Rory doesn’t answer but begins to scratch his nose. It takes me a beat to realise he’s flipping him the bird furtively. ‘This little snippet did not come from kids TV.’ As Rory cocks a brow, I see firsthand what Fin meant. The pair is so similar. Spookily so. ‘The male be
e’s only function is to service the queen.’
‘Totally the way it should be,’ Fin says, holding out her hand for me to high five. ‘I should hope Mr Bee takes out the trash and does his fair share with the baby bees while his queen . . . queens.’
‘He’s not around long enough, titch.’
Fin’s brow furrows in confusion, but as she opens her mouth, Rory speaks again.
‘I’ll rephrase. It has an interesting sex life, the bee.’
‘How so?’ Fin asks, looking unconvinced.
‘Because his sole purpose is to service the queen. Sexually.’

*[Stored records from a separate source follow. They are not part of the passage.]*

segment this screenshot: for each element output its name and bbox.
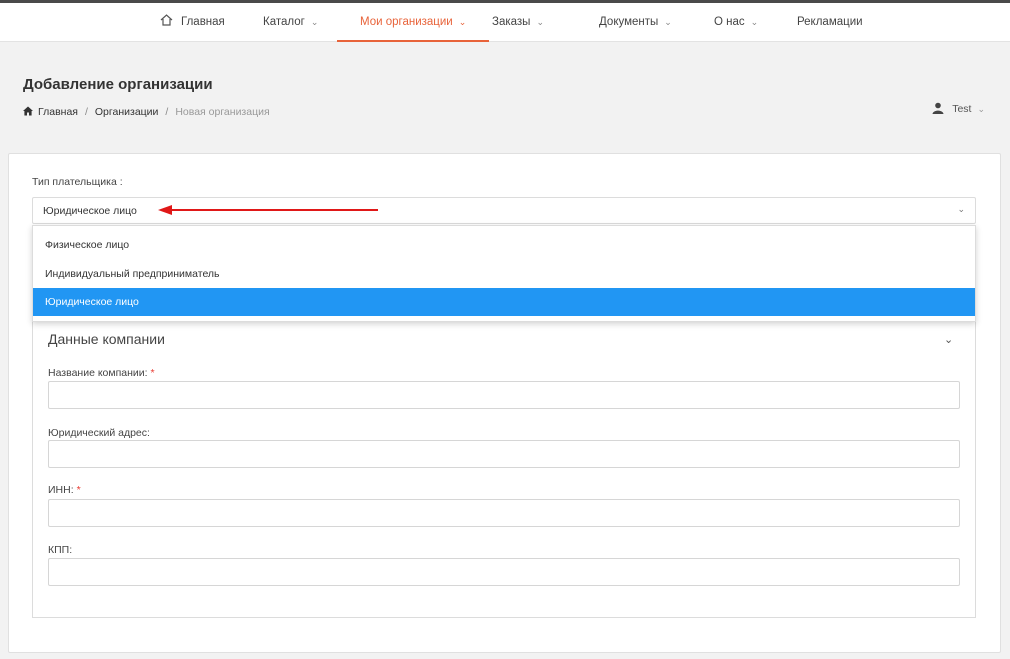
legal-address-label: Юридический адрес: <box>48 427 150 439</box>
nav-orders[interactable]: Заказы ⌄ <box>492 3 544 42</box>
breadcrumb: Главная / Организации / Новая организация <box>23 106 270 118</box>
option-sole-proprietor[interactable]: Индивидуальный предприниматель <box>33 260 975 288</box>
home-icon <box>23 106 33 116</box>
chevron-down-icon: ⌄ <box>977 104 985 114</box>
nav-about-label: О нас <box>714 16 745 28</box>
breadcrumb-separator: / <box>165 106 169 118</box>
user-name: Test <box>952 103 972 115</box>
required-marker: * <box>76 484 81 496</box>
required-marker: * <box>150 367 155 379</box>
breadcrumb-separator: / <box>84 106 88 118</box>
nav-claims-label: Рекламации <box>797 16 863 28</box>
home-icon <box>160 14 173 26</box>
inn-label: ИНН: * <box>48 484 81 496</box>
chevron-down-icon: ⌄ <box>536 17 544 27</box>
red-arrow-annotation <box>158 205 378 215</box>
page-title: Добавление организации <box>23 76 213 93</box>
payer-type-dropdown: Физическое лицо Индивидуальный предприни… <box>32 225 976 322</box>
breadcrumb-current: Новая организация <box>175 106 270 118</box>
nav-documents-label: Документы <box>599 16 659 28</box>
breadcrumb-organizations[interactable]: Организации <box>95 106 159 118</box>
nav-my-organizations[interactable]: Мои организации ⌄ <box>337 3 490 42</box>
chevron-down-icon: ⌄ <box>664 17 672 27</box>
nav-my-organizations-label: Мои организации <box>360 16 453 28</box>
nav-home-label: Главная <box>181 16 225 28</box>
chevron-down-icon: ⌄ <box>458 17 467 27</box>
payer-type-label: Тип плательщика : <box>32 176 123 188</box>
kpp-input[interactable] <box>48 558 960 586</box>
nav-documents[interactable]: Документы ⌄ <box>599 3 672 42</box>
chevron-down-icon: ⌄ <box>957 204 965 214</box>
option-legal-entity[interactable]: Юридическое лицо <box>33 288 975 316</box>
company-name-input[interactable] <box>48 381 960 409</box>
nav-claims[interactable]: Рекламации <box>797 3 863 42</box>
option-individual[interactable]: Физическое лицо <box>33 231 975 259</box>
chevron-down-icon[interactable]: ⌄ <box>944 333 953 346</box>
inn-label-text: ИНН: <box>48 484 74 496</box>
nav-home[interactable]: Главная <box>160 3 225 42</box>
chevron-down-icon: ⌄ <box>750 17 759 27</box>
nav-catalog-label: Каталог <box>263 16 305 28</box>
nav-catalog[interactable]: Каталог ⌄ <box>263 3 318 42</box>
user-icon <box>932 102 944 114</box>
kpp-label: КПП: <box>48 544 73 556</box>
nav-about[interactable]: О нас ⌄ <box>714 3 758 42</box>
company-section-title: Данные компании <box>48 331 165 347</box>
breadcrumb-home[interactable]: Главная <box>38 106 78 118</box>
user-menu[interactable]: Test ⌄ <box>932 102 985 115</box>
legal-address-input[interactable] <box>48 440 960 468</box>
chevron-down-icon: ⌄ <box>310 17 319 27</box>
inn-input[interactable] <box>48 499 960 527</box>
company-name-label: Название компании: * <box>48 367 155 379</box>
nav-orders-label: Заказы <box>492 16 531 28</box>
top-navigation: Главная Каталог ⌄ Мои организации ⌄ Заказы… <box>0 0 1010 42</box>
company-name-label-text: Название компании: <box>48 367 148 379</box>
payer-type-value: Юридическое лицо <box>43 205 137 217</box>
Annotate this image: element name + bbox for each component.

‘That can’t be true. Bees collect pollen for honey production, silly!’ This time she elbows Rory’s arm rather than slap mine, but she doesn’t spill her drink. Mainly because her glass is now empty.
‘Titch, the queen bee has a harem.’ Rory’s gaze is lustrous, but it’s hard to tell whether from desire or humour. ‘Multiple partners all with one objective.’ Leaning in, he lowers his voice, the moment a touch too intimate for our small table. I look away, my own gaze drawn to Kit, and now more than ever, I know I imagine things as his dark lashed eyes slip to my lips.
‘A harem?’ Fin’s voice is slightly breathless, though neither Kit nor I look her way.
‘Multiple partners. Her consorts die satisfying her insatiable needs.’ In my periphery, Rory leans back in his chair. ‘They basically fuck themselves to death.’
‘Rory!’ chastises Fin.
‘But what a way to go, hey?’
‘Bernice?’
‘Give it up, Kit,’ scorns Fin. ‘That’d be Bernie,’ scorns Fin. ‘And she does not look like a Bernie, does she?’
‘Beatrix?’ My insides take a tumble as he rolls the r, drawing out the x over several sexy syllables.
‘Bellatrix!’ says a still amused Fin. ‘I could get with that!’
‘Why? Because I’m a bit of a witch?’
‘Because you’re a lil’ bit kickass.’ She holds her forefinger and thumb together, but I have no idea whether she’s signifying the amount of my witchy-ness or my kickass.
‘Do you know?’ Kit questions his brother, though his eyes don’t leave my face. I sense rather than see Rory’s replying shrug.